Torcido, atado ao poste do desprezo,
Nu, como Adão do paraíso, expulso,
E arremessado por teu pé convulso,
Anjo de amor, do teu formoso céu...

Assim mesmo mendigo, e inda orgulhoso,
Sem te pedir da compaixão a esmola,
Mesmo de longe, ó pérola, consola
Meu coração por ti cair, morrer:
É-lhe inda gozo o último suspiro,
E, ao convulsar da última agonia,
Dizer: — Mulher, eu nada te pedia:
Amo-te, acabo, morro: é meu prazer. —

Mas, arcanjo de luz, eu só deliro:
No livro dos teus olhos nada leio:
Quem assim perturbar minha alma veio,
Como quem lança o vento no areal?
Teus olhos têm da pomba o doce arrulho,
Da estrela a luz tremida, e a macieza,
Quando dentro das águas brilha presa,
Como uma gota de ouro num cristal;

Tem o encanto que cega, e que fascina,
Tem o gemer da juriti viúva,
Tem o murmúrio e o cintilar da chuva
Por entre as folhas cheias de arrebol,
Tem a carícia branca da criança,
O lascivo calor da primavera...
Seus olhos rolam na serena esfera
O céu todo banhado em luz do sol.

IV
Mas a cor deles?
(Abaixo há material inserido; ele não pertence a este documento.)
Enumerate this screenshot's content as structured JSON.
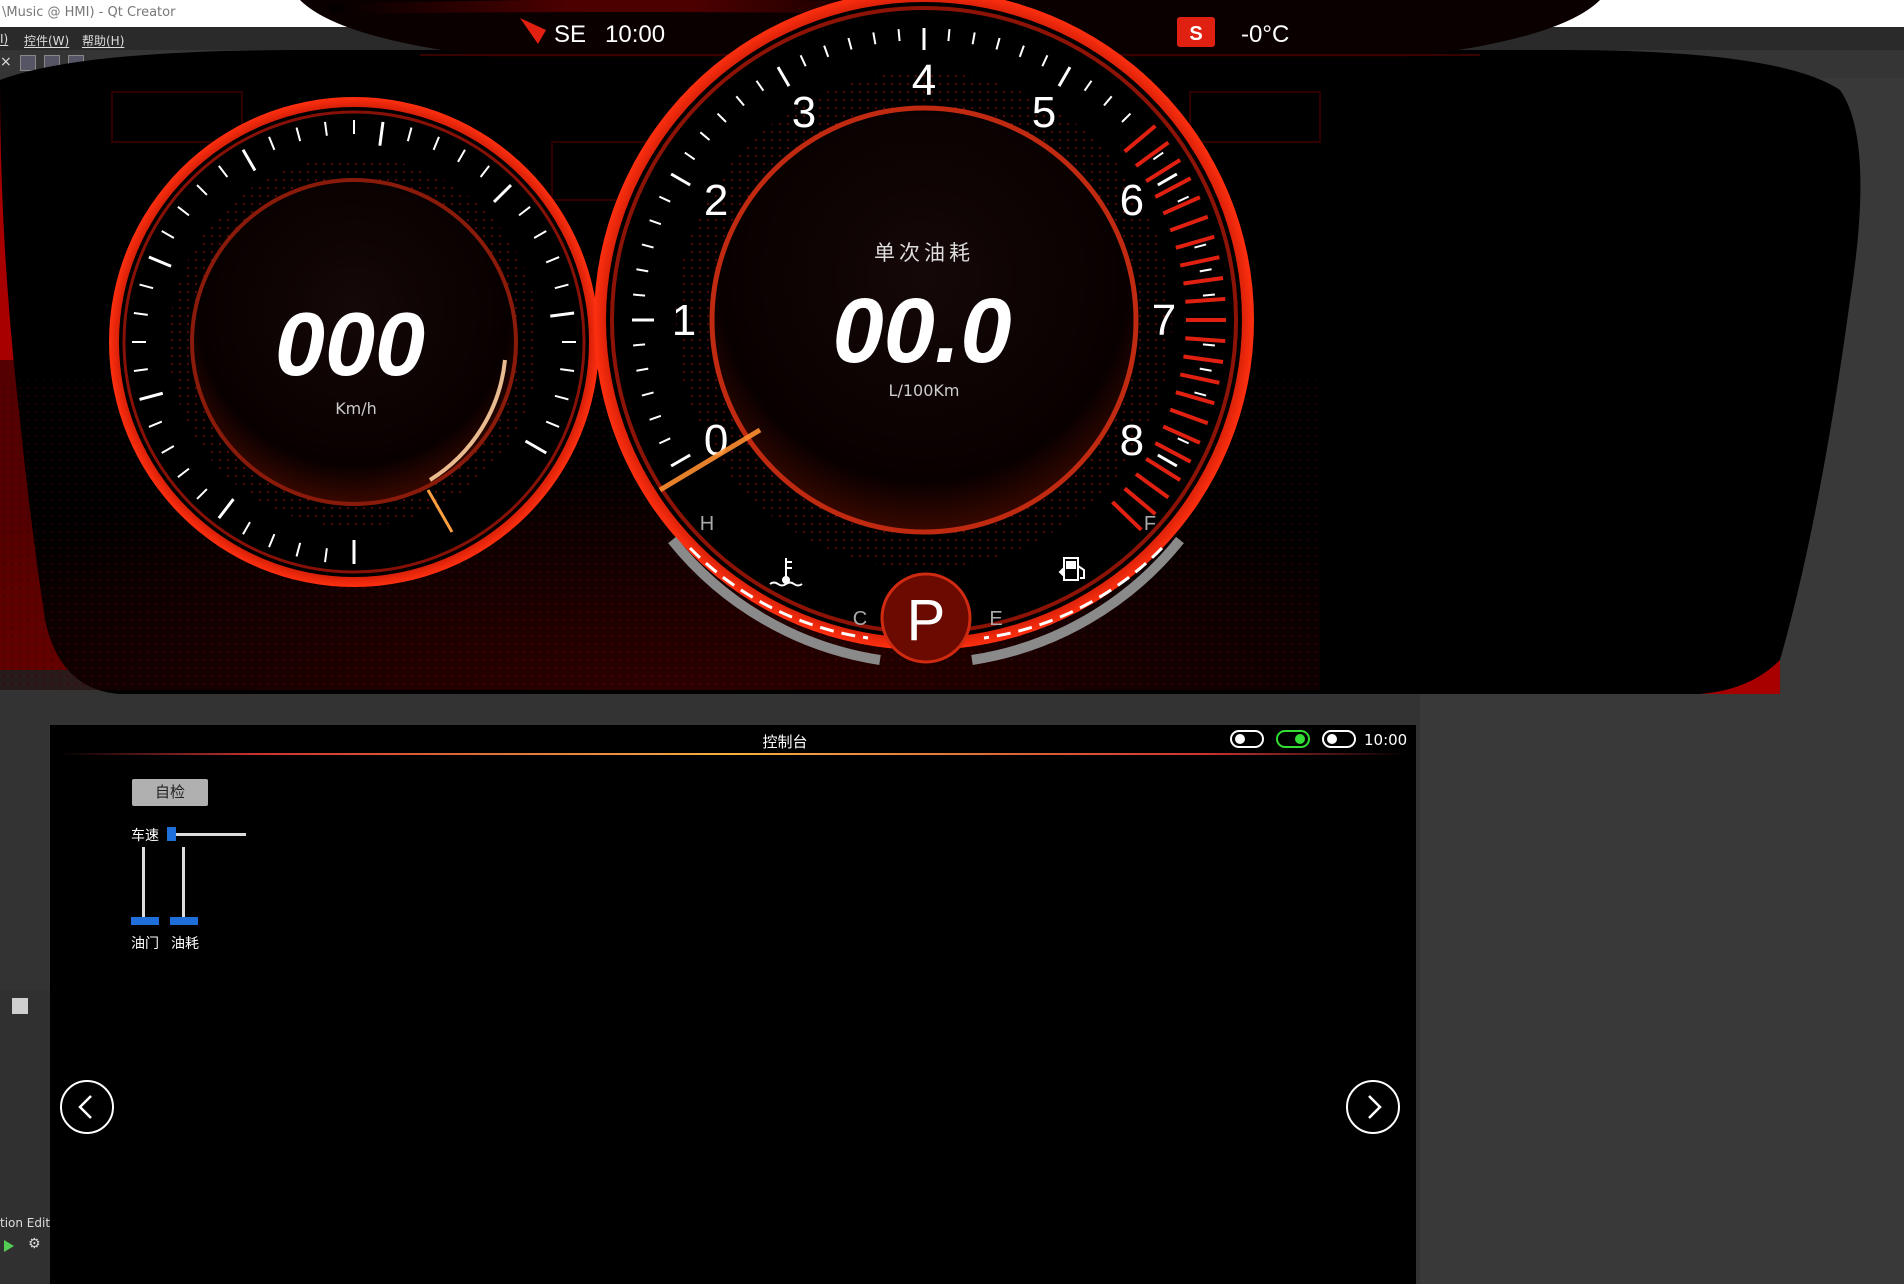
{
  "creator": {
    "window_title": "\\Music @ HMI) - Qt Creator",
    "menu": [
      "I)",
      "控件(W)",
      "帮助(H)"
    ],
    "bottom_left_label": "tion Edit",
    "left_icon_text": "×"
  },
  "colors": {
    "accent_red": "#e02010",
    "panel_red": "#a80000",
    "toggle_on": "#33dd33",
    "slider_blue": "#1e6fd9"
  },
  "cluster": {
    "heading": "SE",
    "time": "10:00",
    "gear_badge": "S",
    "outside_temp": "-0°C",
    "speed": {
      "value": "000",
      "unit": "Km/h"
    },
    "fuel_gauge": {
      "title": "单次油耗",
      "value": "00.0",
      "unit": "L/100Km",
      "ticks": [
        "0",
        "1",
        "2",
        "3",
        "4",
        "5",
        "6",
        "7",
        "8"
      ]
    },
    "temp_gauge": {
      "high": "H",
      "low": "C",
      "icon": "coolant-temperature-icon"
    },
    "fuel_level": {
      "full": "F",
      "empty": "E",
      "icon": "fuel-pump-icon"
    },
    "gear": "P"
  },
  "console": {
    "title": "控制台",
    "clock": "10:00",
    "toggles": [
      {
        "name": "toggle-1",
        "on": false
      },
      {
        "name": "toggle-2",
        "on": true
      },
      {
        "name": "toggle-3",
        "on": false
      }
    ],
    "selfcheck_label": "自检",
    "speed_label": "车速",
    "throttle_label": "油门",
    "fuelcons_label": "油耗",
    "prev_icon": "chevron-left-icon",
    "next_icon": "chevron-right-icon"
  }
}
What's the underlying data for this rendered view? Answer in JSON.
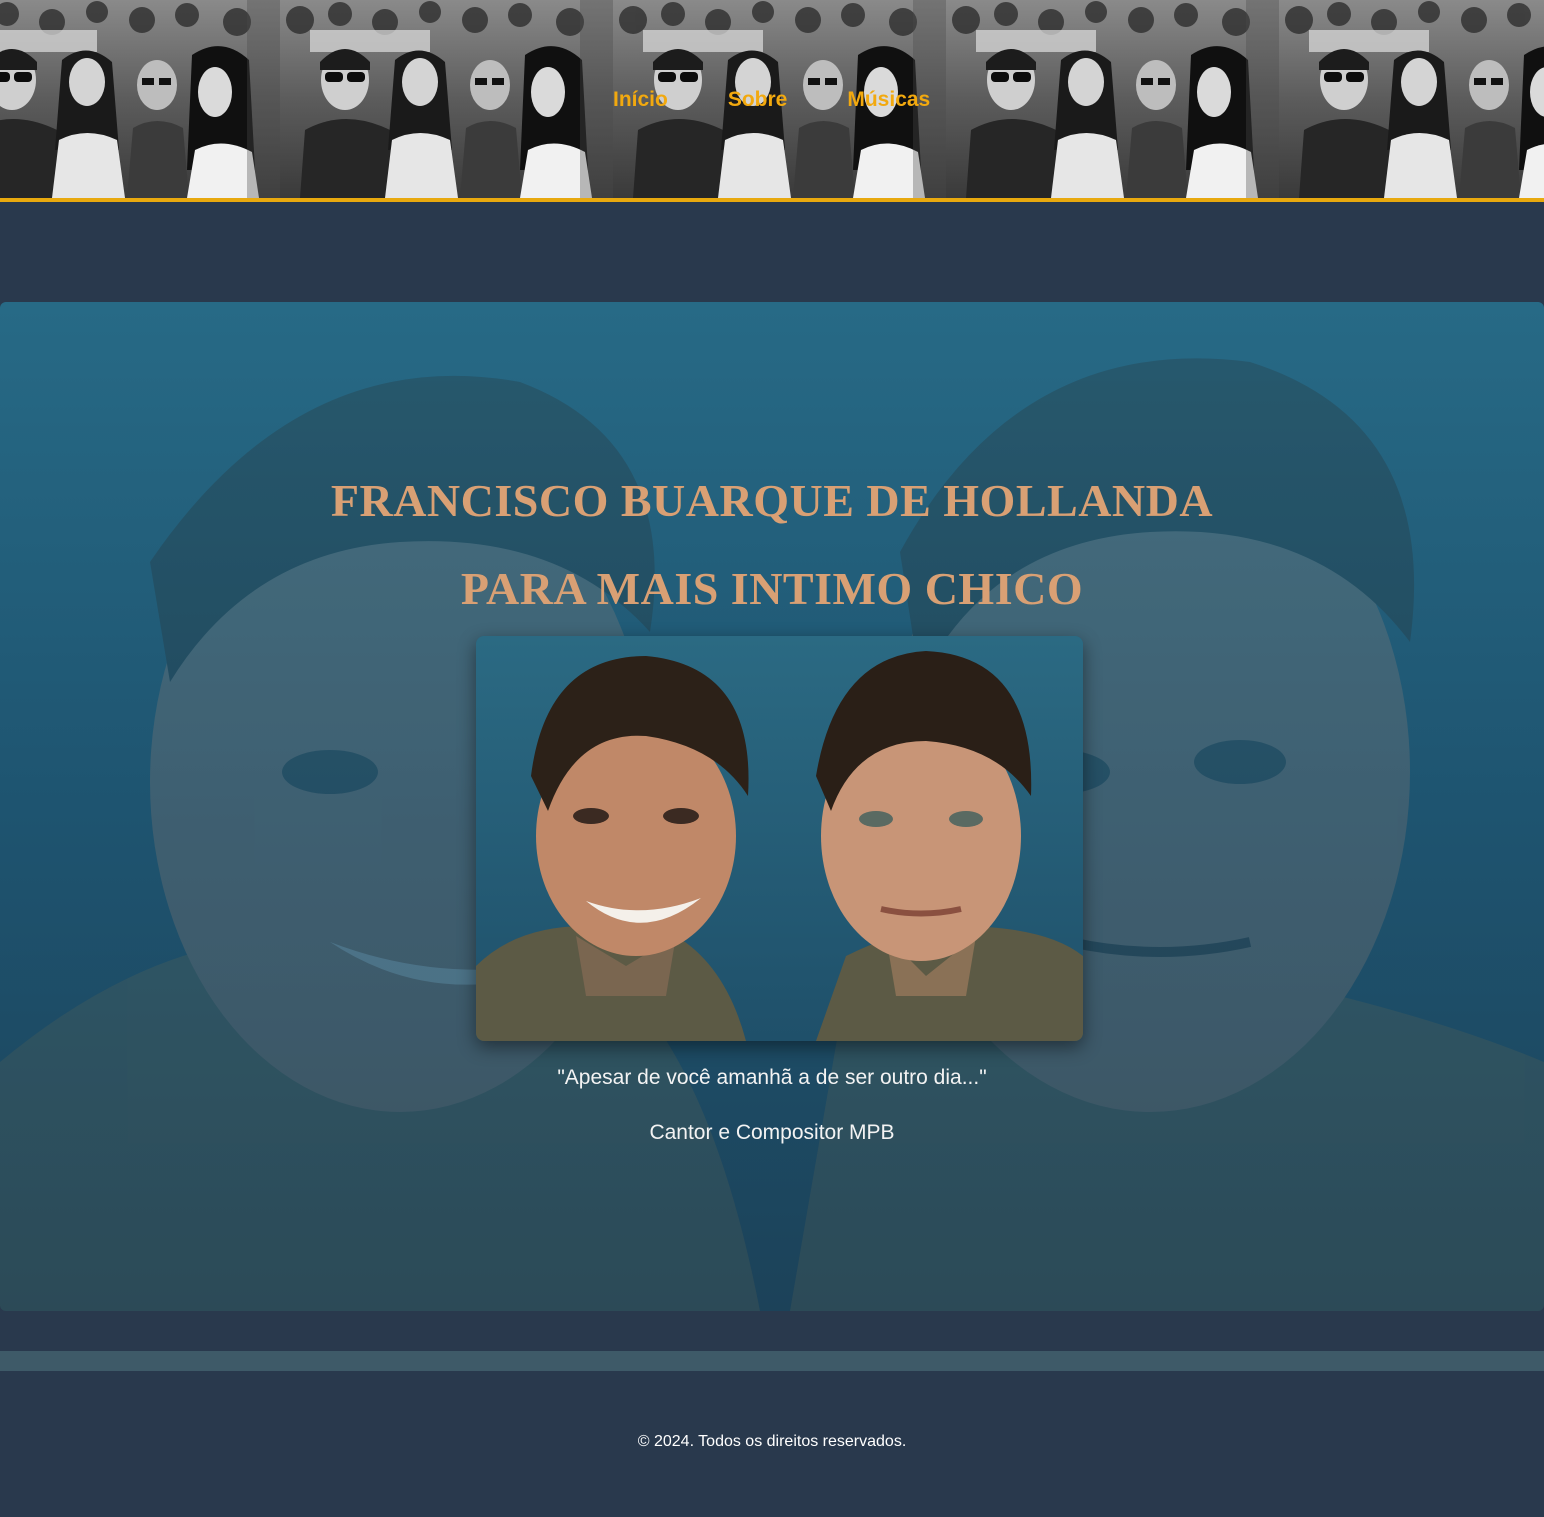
{
  "nav": {
    "items": [
      {
        "label": "Início"
      },
      {
        "label": "Sobre"
      },
      {
        "label": "Músicas"
      }
    ]
  },
  "hero": {
    "title_line1": "FRANCISCO BUARQUE DE HOLLANDA",
    "title_line2": "PARA MAIS INTIMO CHICO",
    "quote": "\"Apesar de você amanhã a de ser outro dia...\"",
    "subtitle": "Cantor e Compositor MPB"
  },
  "footer": {
    "copyright": "© 2024. Todos os direitos reservados."
  },
  "colors": {
    "nav_link": "#f2a90f",
    "header_border": "#e8a90e",
    "title": "#d9a074",
    "page_bg": "#29394d",
    "divider": "#3e5a68"
  },
  "images": {
    "header_background": "black-and-white crowd photo tile, repeated",
    "hero_background": "faded double portrait of young man",
    "portrait": "two color portraits of a young man, smiling and serious"
  }
}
Pela cor das águas
Se sabe a profundeza do oceano:
E o que há no fundo coração humano,
Os olhos... ai! os olhos não dirão?
Todavia a cor deles é suave,
Como um clarão de tíbia estrela à tarde:
A cetinosa luz, que há neles, arde,
Como o balbuciar de uma oração.

Dizer aquela cor de olhos tão puros,
Em cujo abismo o meu destino ponho,
Não sei: é um lago de encantado sonho
Mais extenso que o céu: a doce luz
Que o banha, tão profundamente desce
Que chega ao coração e volta quente:
Como o sol no vastíssimo oriente,
Calor suave o seu olhar produz.

Mas a cor deles? — Banho-me em seu olhos,
Como quem entra pelo mar em fora:
Bebo a luz deles, entro pela aurora
Balsâmica, que os doira; e acho-me bem:
Nado naquele espaço limitado,
Como quem nada pelo espaço infindo:
Como é tépido e bom, macio e lindo!...
A cor dos olhos seus pois a que vem?...

Bom. — Saiba o mundo a cor dessas cadeias,
Que eu, como Prometeu vencido, arrasto,
Mas... que eu de mim jamais iroso afasto,
E encontro mesmo amargo encanto e ebriez:
Pois são castanhos com reflexos negros,
Bem como negra nuvem na enxurrada
Dos incêndios vermelhos da alvorada,
Que inda de todo a noite não desfez.

Oh! que me importa a cor, quando eu perdido
Na vastidão daquele mar sereno,
Vejo-a só grande, e tudo mais pequeno?!...
A terra, o céu, o oceano, o sol, e Deus,
Porvir, passado, a eternidade, o espaço,
O que quero, o que sonho, o que procuro,
Luz, carícia, prazer, amor, futuro,
Todo o universo está nos olhos seus.

V
Vou como a queda de uma catapulta,
Que o braço move, e após seu próprio peso:
Vou, sim! como quem segue um fogo aceso;
Mau grado meu, eu te seguindo vou:
Atrai-me a direção da mesma linha,
Imaculada força, amor, virtude,
Parte dessa divina infinitude,
De que eu também mínima parte sou.

Ouvir a voz do pássaro que canta,
Que canta só em tua linda aurora...
Se não o ouvir cantar em ti agora,
Quando hei de ouvi-lo, em que manhã? Não sei.
Para ouvi-lo em jardins paradisíacos,
Moitas cheirosas, burilados lagos,
À sombra, que derramam teus afagos,
Crera-me um deus: — pouco era o crer-me um rei.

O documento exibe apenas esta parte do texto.